Jumat, 27 Oktober 2017 | 11:06 WIB

Dibaca: 0 kali

Gaya hidup itu penentu kesehatan.

Ya, jika gaya hidup ini diperhatikan alarm bahaya pasti akan datang

Sebut saja tentang  pola makan, nilai gizi makanan dan tingkat kesetresan

Selain itu untuk Anda tahu  diabetes tidak hanya menyerang usia lanjut.

Bahkan sekarang banyak kasus diabetes yang banyak terjadi pada usia produktif. Semua itu ditentukan pola makan, gaya hidup, dan mudah stres.

Kecenderungan manusia sekarang yang terlalu sering duduk manis dan asik dengan telepon genggam juga menjadi salah satu pemicu.

Padahal  sudah banyak ruang publik yang dibangun untuk ruang gerak, taman bungkul misalnya.

Tapi nyatanya orang-orang datang ke ruang publik tetap aktif dan asik dengan teleponnya masing-masing. Ini la yo percuma.

Cara pencegahan semuanya  kembali lagi pada mengatur pola dan gaya hidup.

Pasalnya, dengan mengatur pola hidup yang baik seperti memperhatikan aturan makan, nilai gizi, dan mengelola stres dengan baik bisa meminimalisir potensi terjangkit diabetes. Selanjutnya, dibaetes bisa dicegah dengan rajin melakukan olah raga.

Aktivitas olah raga dengan banyak gerak dapat menjadi salah satu solusi.

Jangan sedikit-sedikit menggunakan roda dua atau empat saat kemana-mana.

Selanjutnya,  cara untuk mendeteksi sejak dini gejala-gejala diabetes. Cara sederhana yang bisa dilakukan yakni dengan rutin untuk cek gula darah.

Kekhawatiran ini sebenarnya tidak akan muncul jika kita bisa membangun daya tahan tubuh yang baik. Tapi, seringkali masyarakat hanya mengenal daya tahan tubuh saja tanpa tahu apa makna penting dari hal penting ini.

Ilmuwan nutrisi Dr. Matthew Lantz Blaylock, PhD, menjelaskan bahwa daya tahan tubuh memiliki tiga fungsi utama. Pertama, melindungi tubuh dari patogen seperti bakteri, virus, dan lainnya.

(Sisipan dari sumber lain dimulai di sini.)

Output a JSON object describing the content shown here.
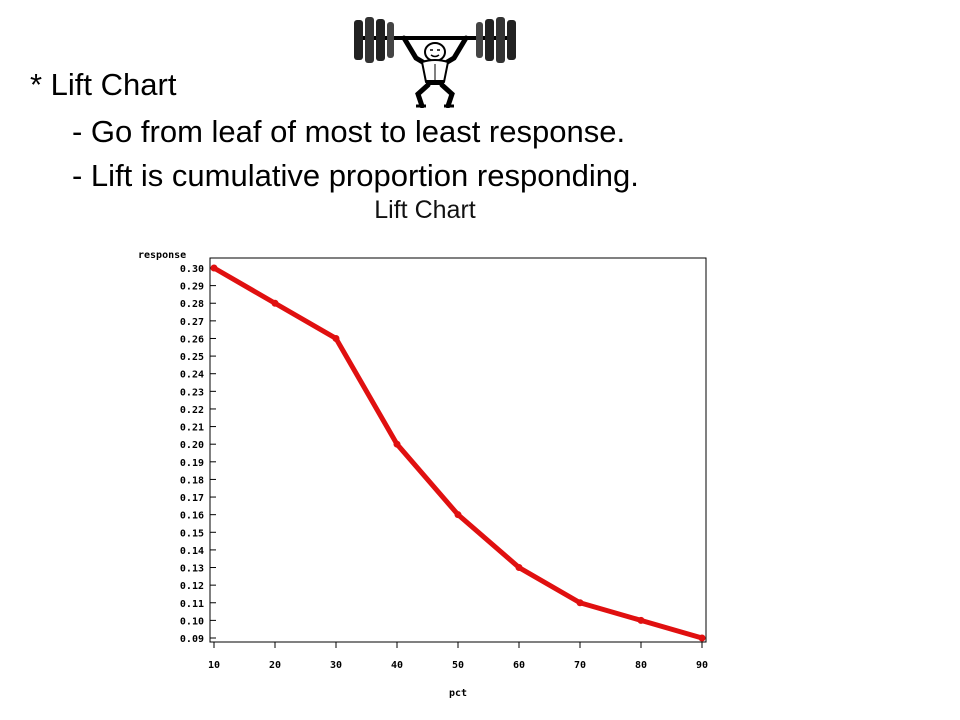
{
  "slide": {
    "bullets": [
      "* Lift Chart",
      "- Go from leaf of most  to least response.",
      "- Lift is cumulative proportion responding."
    ],
    "decoration_icon": "weightlifter-icon"
  },
  "chart_data": {
    "type": "line",
    "title": "Lift Chart",
    "xlabel": "pct",
    "ylabel": "response",
    "x": [
      10,
      20,
      30,
      40,
      50,
      60,
      70,
      80,
      90
    ],
    "series": [
      {
        "values": [
          0.3,
          0.28,
          0.26,
          0.2,
          0.16,
          0.13,
          0.11,
          0.1,
          0.09
        ]
      }
    ],
    "xticks": [
      "10",
      "20",
      "30",
      "40",
      "50",
      "60",
      "70",
      "80",
      "90"
    ],
    "yticks": [
      "0.30",
      "0.29",
      "0.28",
      "0.27",
      "0.26",
      "0.25",
      "0.24",
      "0.23",
      "0.22",
      "0.21",
      "0.20",
      "0.19",
      "0.18",
      "0.17",
      "0.16",
      "0.15",
      "0.14",
      "0.13",
      "0.12",
      "0.11",
      "0.10",
      "0.09"
    ],
    "xlim": [
      10,
      90
    ],
    "ylim": [
      0.09,
      0.3
    ],
    "grid": false,
    "line_color": "#e01010"
  }
}
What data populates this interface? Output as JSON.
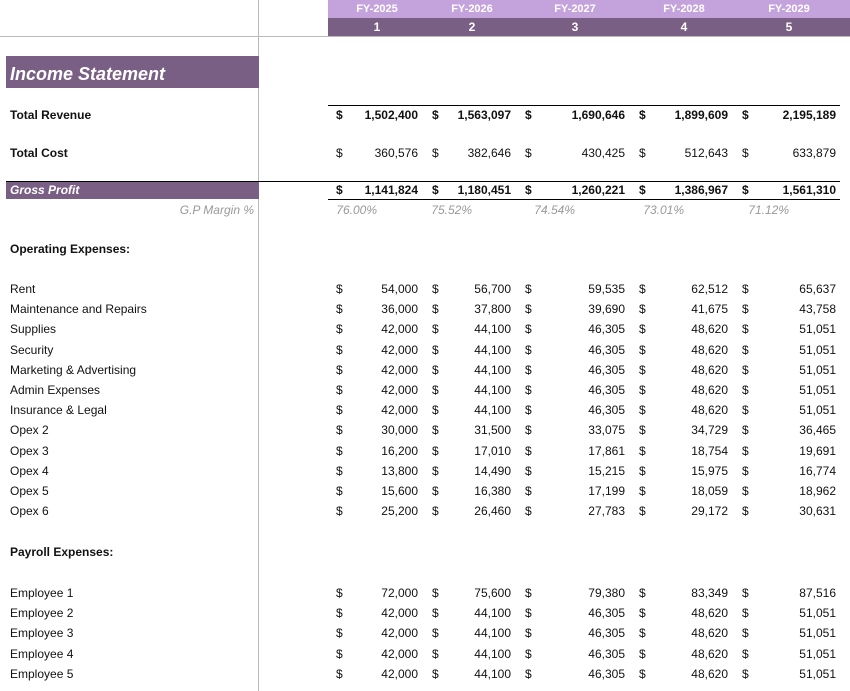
{
  "header": {
    "years": [
      "FY-2025",
      "FY-2026",
      "FY-2027",
      "FY-2028",
      "FY-2029"
    ],
    "periods": [
      "1",
      "2",
      "3",
      "4",
      "5"
    ]
  },
  "title": "Income Statement",
  "currency": "$",
  "total_revenue": {
    "label": "Total Revenue",
    "values": [
      "1,502,400",
      "1,563,097",
      "1,690,646",
      "1,899,609",
      "2,195,189"
    ]
  },
  "total_cost": {
    "label": "Total Cost",
    "values": [
      "360,576",
      "382,646",
      "430,425",
      "512,643",
      "633,879"
    ]
  },
  "gross_profit": {
    "label": "Gross Profit",
    "values": [
      "1,141,824",
      "1,180,451",
      "1,260,221",
      "1,386,967",
      "1,561,310"
    ]
  },
  "gp_margin": {
    "label": "G.P Margin %",
    "values": [
      "76.00%",
      "75.52%",
      "74.54%",
      "73.01%",
      "71.12%"
    ]
  },
  "operating_expenses": {
    "title": "Operating Expenses:",
    "rows": [
      {
        "label": "Rent",
        "values": [
          "54,000",
          "56,700",
          "59,535",
          "62,512",
          "65,637"
        ]
      },
      {
        "label": "Maintenance and Repairs",
        "values": [
          "36,000",
          "37,800",
          "39,690",
          "41,675",
          "43,758"
        ]
      },
      {
        "label": "Supplies",
        "values": [
          "42,000",
          "44,100",
          "46,305",
          "48,620",
          "51,051"
        ]
      },
      {
        "label": "Security",
        "values": [
          "42,000",
          "44,100",
          "46,305",
          "48,620",
          "51,051"
        ]
      },
      {
        "label": "Marketing & Advertising",
        "values": [
          "42,000",
          "44,100",
          "46,305",
          "48,620",
          "51,051"
        ]
      },
      {
        "label": "Admin Expenses",
        "values": [
          "42,000",
          "44,100",
          "46,305",
          "48,620",
          "51,051"
        ]
      },
      {
        "label": "Insurance & Legal",
        "values": [
          "42,000",
          "44,100",
          "46,305",
          "48,620",
          "51,051"
        ]
      },
      {
        "label": "Opex 2",
        "values": [
          "30,000",
          "31,500",
          "33,075",
          "34,729",
          "36,465"
        ]
      },
      {
        "label": "Opex 3",
        "values": [
          "16,200",
          "17,010",
          "17,861",
          "18,754",
          "19,691"
        ]
      },
      {
        "label": "Opex 4",
        "values": [
          "13,800",
          "14,490",
          "15,215",
          "15,975",
          "16,774"
        ]
      },
      {
        "label": "Opex 5",
        "values": [
          "15,600",
          "16,380",
          "17,199",
          "18,059",
          "18,962"
        ]
      },
      {
        "label": "Opex 6",
        "values": [
          "25,200",
          "26,460",
          "27,783",
          "29,172",
          "30,631"
        ]
      }
    ]
  },
  "payroll_expenses": {
    "title": "Payroll  Expenses:",
    "rows": [
      {
        "label": "Employee 1",
        "values": [
          "72,000",
          "75,600",
          "79,380",
          "83,349",
          "87,516"
        ]
      },
      {
        "label": "Employee 2",
        "values": [
          "42,000",
          "44,100",
          "46,305",
          "48,620",
          "51,051"
        ]
      },
      {
        "label": "Employee 3",
        "values": [
          "42,000",
          "44,100",
          "46,305",
          "48,620",
          "51,051"
        ]
      },
      {
        "label": "Employee 4",
        "values": [
          "42,000",
          "44,100",
          "46,305",
          "48,620",
          "51,051"
        ]
      },
      {
        "label": "Employee 5",
        "values": [
          "42,000",
          "44,100",
          "46,305",
          "48,620",
          "51,051"
        ]
      }
    ]
  }
}
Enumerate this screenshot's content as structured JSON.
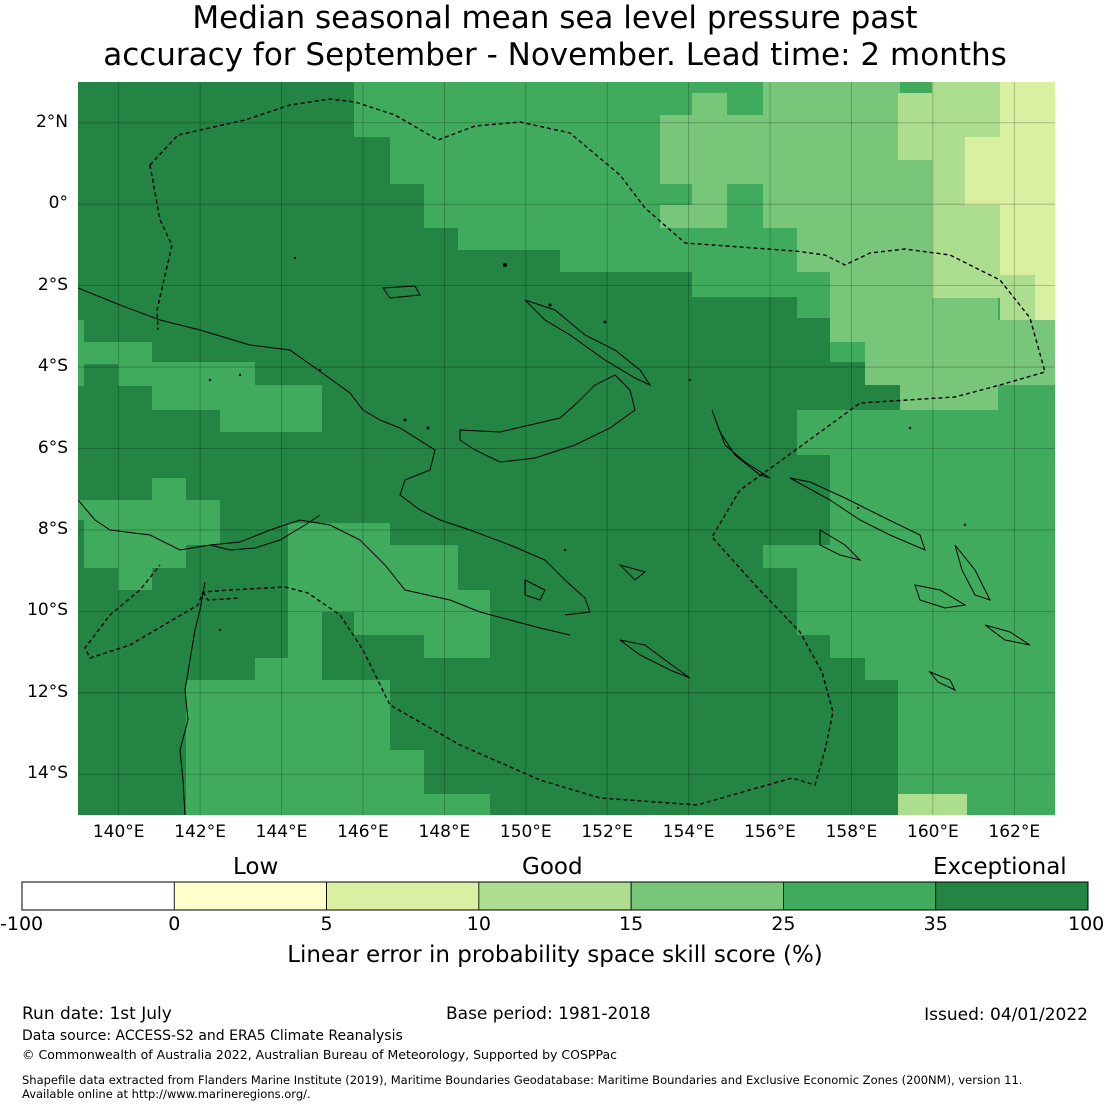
{
  "title": {
    "line1": "Median seasonal mean sea level pressure past",
    "line2": "accuracy for September - November. Lead time: 2 months"
  },
  "map": {
    "lon_range": [
      139,
      163
    ],
    "lat_range": [
      -15,
      3
    ],
    "lon_ticks": [
      "140°E",
      "142°E",
      "144°E",
      "146°E",
      "148°E",
      "150°E",
      "152°E",
      "154°E",
      "156°E",
      "158°E",
      "160°E",
      "162°E"
    ],
    "lat_ticks": [
      "2°N",
      "0°",
      "2°S",
      "4°S",
      "6°S",
      "8°S",
      "10°S",
      "12°S",
      "14°S"
    ],
    "gridlines": true,
    "eez_boundary": "dashed",
    "coastline": "solid"
  },
  "colorbar": {
    "categories": [
      "Low",
      "Good",
      "Exceptional"
    ],
    "tick_labels": [
      "-100",
      "0",
      "5",
      "10",
      "15",
      "25",
      "35",
      "100"
    ],
    "colors": [
      "#ffffff",
      "#ffffcc",
      "#d9f0a3",
      "#addd8e",
      "#78c679",
      "#41ab5d",
      "#238443"
    ],
    "label": "Linear error in probability space skill score (%)"
  },
  "footer": {
    "run_date": "Run date: 1st July",
    "base_period": "Base period: 1981-2018",
    "issued": "Issued: 04/01/2022",
    "data_source": "Data source: ACCESS-S2 and ERA5 Climate Reanalysis",
    "copyright": "© Commonwealth of Australia 2022, Australian Bureau of Meteorology, Supported by COSPPac",
    "shapefile_line1": "Shapefile data extracted from Flanders Marine Institute (2019), Maritime Boundaries Geodatabase: Maritime Boundaries and Exclusive Economic Zones (200NM), version 11.",
    "shapefile_line2": "Available online at http://www.marineregions.org/."
  }
}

“Kedua, berfungsi membersihkan sel rusak yang tidak sehat dari tubuh. Ketiga, menolong menjaga tubuh dari partikel asing seperti debu dan polusi yang banyak sekali di kota besar,” ujarnya

Kemudian, lanjut Matthew, sistem daya tahan tubuh ini terbangun dari dua aspek, yaitu genetik dan adaptif. Aspek genetik ini berkontribusi sebanyak 20-30 persen saja dalam membentuk sistem daya tahan tubuh.

Sementaratujuh puluh hingga delapan puluh persennya merupakan dari aspek adaptif.

Artinya, daya tahan tubuh kita sebagian besar tergantung pada pilihan gaya hidup kita, misalnya pola makan dan olahraga.

Karenanya, gaya hidup menjadi bagian yang penting dalam menjaga daya tahan tubuh agar tidak jatuh sakit.

“Pola makan yang sehat terdiri dari makanan yang segar dan alami. Selain itu, pikirkan juga aspek karbohidrat, protein, dan lemak yang termasuk makronutrien,” imbuh Matthew.

Selain itu, tubuh juga membutuhkan energi yang didapat dari vitamin dan mineral. Vitamin dan mineral ini juga berperan penting dalam menjaga daya tahan tubuh.